Hardeep Singh Kohli honours both his parents in their strenuous, determined efforts to survive and prosper as refugees in a strange land; it is especially lovely to see his mother’s sterling efforts so lovingly catalogued. This a great read; do try and get hold of it.
Great concert last night: Gallagher and Lyle at ‘The Byre in the Botanics’, in St Andrews – ie the Byre Theatre organising an open-air event. Wet and cold. Extra clothing precautions of vest, long-sleeved tee shirt, jumper, raincoat, socks, long trousers, proper shoes and woolly scarf all proved woefully inadequate. We were in the front row of the polytunnel/marquee and the wind hit us but the rain didn’t. At one point, Gallagher interrupted Lyle’s introductory comments to ‘Fifteen Summers’ to point out a particularly fine rainbow. ‘Just like a hippy festival, intit?’ said Lyle. Anyway it was still a great concert.
Less impressive was our £25 picnic basket – the veggie option – too much bread and cheese and not much imagination otherwise. Also, for the scone, a small jar of Tiptree jam was provided. Tiptree jam is very nice but hey- St Andrews is right in the heart of Scottish berry country! No attempt in our fancy wicker basket to reflect the great culinary offerings in our own neighbourhood. So that was a bit of a shame. I could have taken them some of my own jammy offerings of the last week: blackcurrant jelly and Tayberry-Strawberry conserve. Impressed? Me too!
Recently I was gifted half a dozen quails’ eggs, by my friend Anne who is on bartering terms with the quailkeeper. They’re such pretty wee things and remind me of The Borrowers. About 25 years ago, my friend Marian and I took our collective Wunderkinder to the Cottiers Theatre in Glasgow to see a staged production of this lovely 1952 children’s story by Mary Norton. It features a family of tiny people who live in the rafters and crannies of an ordinary house, and ‘borrow’ things for their daily use.

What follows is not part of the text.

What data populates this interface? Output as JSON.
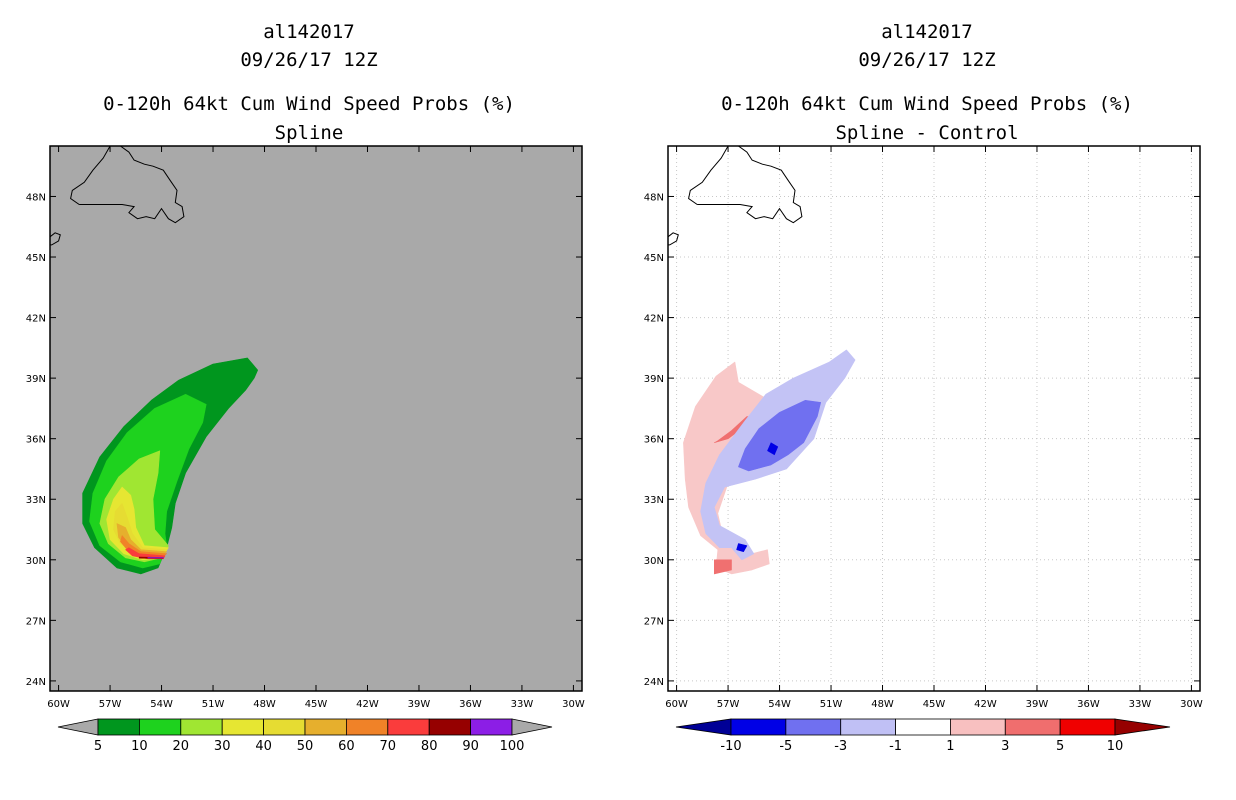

Anyway, as you can see from my photos (that’s a cherry tomato in the second one, to give a sense of perspective), quails eggs are dinky but just one would probably feed a whole Borrowers family handsomely. I’m slightly embarrassed to admit I ate all six myself at one go, the Troubadour having declined. They taste just like hen eggs.
I had a look online to see how quails are produced. It seems they are quite nervous, flighty birds and according to the Farmers Weekly, there is only one intensive quail farm in the UK. Those quails selected for egg-laying are kept on a ‘free to fly’ basis which I guess means free range. Lots of quails and their eggs are imported so I don’t know what the animal welfare concerns might be there. As usual, I would look for UK or even Scottish birds and eggs, if I were in a shop.
However I have the joy of knowing that mine were produced by a cheerful wee flock pecking around among the backwoods of Newburgh. Thank you ladies, I enjoyed your eggs very much, and also the Borrowers memory they invoked. And thank you Anne, happy bartering!